Oct 14, '01in our long term care facility we are encouraged to wear bright vivid. The theory is based on the effects of alzheimers/dementia and the ability to see white as opposed to the other colors of the spectrum. in our lock down unit the toilet lids are black so the residents can distinquish them from the floor. when i started at the facility i only had white as i was required to wear white as a floor nurse in the hospital. so i had to train myself to change and let loose with the color. it is interesting though.... the lucid residents always take note if i am wearing all white, especially if i wear my dresses. they always make comments about me being professional. and then on the other hand when i am close to a demented resident many times i have found them touching the hem of my jacket or uniform top and gazing at the designs, or material. the best example of what color can do to our residents though happened with my husband. he is a cna in the alzheimers unit and quite a rebel. never to be outdone, he went and purchased the first black scrubs ever worn in the facility. we the staff thought they were cool, but i did worry about the darkness of the scrubs and if that would have an effect on the res. needless to say one of our more colorful res at that time was quite a PIA at times but of course he had his moments. one night my husband entered the room and he started screaming 'GET OUT , GET OUT I DON'T WANT TO GO ' thereafter we nicknamed him the grim reaper. one night i was working the unit and i was wearing navy scrubs. i walked into the activity room to give a med, and one of the res saluted me and stated " i have the utmost respect for you officer".
all in all, i have to say i love wearing all white. i was so proud when i finally didn't have a student uniform on and i felt that i had finally earned the right to wear white. if they still wore hats i would wear one. i am 37 and have been a nurse for 5 years. the other nurses rag me and say the hat was for the birds.... but i still wish that we would have kept that tradition.
Oct 14, '01In response to Ted, re what nurses wear in other countries..
In oz we don't wear scrubs unless we are in theatre/recovery. Most hospitals now have a corporate uniform although the traditional white can still be worn.
In my hospital...for RNs
Females can choose navy trousers, shorts or a skirt combined with the corporate top, ours is a choice of white with the hospital logo printed on it or a chambray shirt (denim blue/grey colour) or choose the traditional white dress. Black or blue shoes can be worn.

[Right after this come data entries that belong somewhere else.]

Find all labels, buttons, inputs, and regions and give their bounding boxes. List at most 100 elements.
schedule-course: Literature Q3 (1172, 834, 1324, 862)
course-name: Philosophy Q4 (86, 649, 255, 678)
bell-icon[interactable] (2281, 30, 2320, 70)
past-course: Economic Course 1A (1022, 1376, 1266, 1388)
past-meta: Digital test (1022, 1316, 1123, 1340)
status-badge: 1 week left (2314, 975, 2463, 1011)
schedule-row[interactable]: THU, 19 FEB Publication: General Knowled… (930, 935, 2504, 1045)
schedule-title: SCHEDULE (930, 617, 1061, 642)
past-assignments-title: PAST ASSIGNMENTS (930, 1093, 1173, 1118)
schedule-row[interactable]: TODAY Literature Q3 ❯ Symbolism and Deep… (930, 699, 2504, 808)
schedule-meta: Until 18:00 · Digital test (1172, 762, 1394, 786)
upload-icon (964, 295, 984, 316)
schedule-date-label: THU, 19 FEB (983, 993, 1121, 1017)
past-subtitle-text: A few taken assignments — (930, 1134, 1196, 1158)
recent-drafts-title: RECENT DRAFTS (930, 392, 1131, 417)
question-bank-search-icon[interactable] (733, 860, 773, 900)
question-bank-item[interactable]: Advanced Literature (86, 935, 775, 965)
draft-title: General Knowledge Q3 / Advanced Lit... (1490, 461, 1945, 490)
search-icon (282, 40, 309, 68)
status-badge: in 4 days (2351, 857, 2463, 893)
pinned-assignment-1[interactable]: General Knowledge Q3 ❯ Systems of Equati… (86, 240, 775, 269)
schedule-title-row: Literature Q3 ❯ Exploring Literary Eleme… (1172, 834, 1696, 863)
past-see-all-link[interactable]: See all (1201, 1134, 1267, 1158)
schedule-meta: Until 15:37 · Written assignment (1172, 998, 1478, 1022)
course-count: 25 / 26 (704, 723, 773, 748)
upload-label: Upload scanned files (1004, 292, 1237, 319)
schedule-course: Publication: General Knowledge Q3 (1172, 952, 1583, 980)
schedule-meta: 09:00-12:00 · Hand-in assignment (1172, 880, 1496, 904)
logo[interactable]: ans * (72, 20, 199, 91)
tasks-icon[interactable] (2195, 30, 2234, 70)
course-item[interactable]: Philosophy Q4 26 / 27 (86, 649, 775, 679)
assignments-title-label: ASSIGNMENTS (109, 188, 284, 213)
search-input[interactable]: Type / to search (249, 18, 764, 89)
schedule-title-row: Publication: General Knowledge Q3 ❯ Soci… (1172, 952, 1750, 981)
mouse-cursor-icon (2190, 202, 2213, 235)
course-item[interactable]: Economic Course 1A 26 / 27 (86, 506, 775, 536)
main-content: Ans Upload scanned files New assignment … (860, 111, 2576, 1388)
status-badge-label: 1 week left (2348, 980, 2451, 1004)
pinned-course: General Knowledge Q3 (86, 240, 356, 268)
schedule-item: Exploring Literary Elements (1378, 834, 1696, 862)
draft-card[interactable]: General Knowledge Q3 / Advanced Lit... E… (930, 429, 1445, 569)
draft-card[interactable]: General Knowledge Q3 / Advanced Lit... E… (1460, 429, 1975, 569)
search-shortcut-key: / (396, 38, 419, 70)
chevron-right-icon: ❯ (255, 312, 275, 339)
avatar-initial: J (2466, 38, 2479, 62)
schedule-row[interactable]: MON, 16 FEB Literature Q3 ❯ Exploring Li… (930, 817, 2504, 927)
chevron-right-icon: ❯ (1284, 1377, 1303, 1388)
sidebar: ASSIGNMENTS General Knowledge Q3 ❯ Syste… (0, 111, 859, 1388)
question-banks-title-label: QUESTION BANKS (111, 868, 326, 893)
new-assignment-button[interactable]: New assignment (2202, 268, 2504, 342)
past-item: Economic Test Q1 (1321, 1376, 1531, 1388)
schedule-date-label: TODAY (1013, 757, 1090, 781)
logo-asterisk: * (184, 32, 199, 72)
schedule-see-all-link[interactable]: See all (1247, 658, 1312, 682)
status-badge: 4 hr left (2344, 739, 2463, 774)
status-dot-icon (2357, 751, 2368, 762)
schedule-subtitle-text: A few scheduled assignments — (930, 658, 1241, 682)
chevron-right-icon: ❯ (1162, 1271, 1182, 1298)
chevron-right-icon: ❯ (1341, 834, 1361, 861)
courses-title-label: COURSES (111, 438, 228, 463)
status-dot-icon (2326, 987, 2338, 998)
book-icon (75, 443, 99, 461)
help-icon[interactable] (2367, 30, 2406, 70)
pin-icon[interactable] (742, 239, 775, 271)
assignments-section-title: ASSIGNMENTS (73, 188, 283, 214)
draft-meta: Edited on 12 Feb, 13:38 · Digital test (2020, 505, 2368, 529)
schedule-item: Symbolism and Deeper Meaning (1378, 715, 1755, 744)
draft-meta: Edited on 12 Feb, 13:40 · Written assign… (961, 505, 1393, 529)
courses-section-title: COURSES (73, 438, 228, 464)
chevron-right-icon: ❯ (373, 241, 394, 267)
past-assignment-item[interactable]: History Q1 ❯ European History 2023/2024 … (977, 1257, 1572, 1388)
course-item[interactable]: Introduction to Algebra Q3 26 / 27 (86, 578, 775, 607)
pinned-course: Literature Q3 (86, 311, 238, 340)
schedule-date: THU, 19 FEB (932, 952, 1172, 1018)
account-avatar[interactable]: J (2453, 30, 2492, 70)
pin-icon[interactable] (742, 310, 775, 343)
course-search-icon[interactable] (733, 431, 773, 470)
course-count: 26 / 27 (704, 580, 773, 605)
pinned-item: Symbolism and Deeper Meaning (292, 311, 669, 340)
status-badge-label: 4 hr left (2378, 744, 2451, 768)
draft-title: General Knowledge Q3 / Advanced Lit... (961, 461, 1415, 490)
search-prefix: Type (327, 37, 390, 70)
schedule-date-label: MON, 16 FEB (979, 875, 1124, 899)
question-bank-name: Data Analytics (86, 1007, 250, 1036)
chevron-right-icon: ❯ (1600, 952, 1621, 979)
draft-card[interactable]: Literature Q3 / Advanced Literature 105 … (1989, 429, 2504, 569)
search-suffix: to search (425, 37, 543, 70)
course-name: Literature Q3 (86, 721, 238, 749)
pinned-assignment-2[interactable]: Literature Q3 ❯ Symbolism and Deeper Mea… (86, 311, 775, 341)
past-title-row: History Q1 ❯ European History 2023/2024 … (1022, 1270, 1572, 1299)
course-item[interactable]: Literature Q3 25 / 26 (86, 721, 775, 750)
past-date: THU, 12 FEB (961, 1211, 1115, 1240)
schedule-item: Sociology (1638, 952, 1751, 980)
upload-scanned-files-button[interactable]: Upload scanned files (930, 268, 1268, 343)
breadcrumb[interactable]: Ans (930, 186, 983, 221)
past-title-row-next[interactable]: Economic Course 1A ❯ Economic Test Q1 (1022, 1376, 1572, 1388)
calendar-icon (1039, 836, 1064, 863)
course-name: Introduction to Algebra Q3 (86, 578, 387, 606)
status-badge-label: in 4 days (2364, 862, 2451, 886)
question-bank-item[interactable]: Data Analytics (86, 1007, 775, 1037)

Males can wear navy shorts or trousers with a chambray shirt or opt for traditional white shorts/trousers & top, blue or black shoes can be worn.
Uniform allowances are given, also in the public system, the hospitals have to supply the uniforms (returned when no longer working in that hospital) & uniforms can be laundered free of charge at work. This has been union negotiated.
The private system also has corporate uniforms, usually navy pants/shorts & the corporate top. I don't know their arrangements for allowances. Uniforms are also tax deductible in both systems.
Paediatric wards sometimes have a separate brighter top but not always.
ENs (LPNS) wear same corporate uniform but blue uniform instead of white if they take that option.
Maybe we are 'behind' the times down under but it works well for us and we definately look professional. The trouser/top combination is comfortable & takes away the 'hospital' , sterile look. Patients can easily recognise the nurses apart from other staff.
Hope that gives you some insight.
Oct 14, '01We wear white. White pants, white top, white jacket. I hate it! Yup I am looking for a new job, not because of the dress code but boy it willbe a relief to finally choose what I want to wear!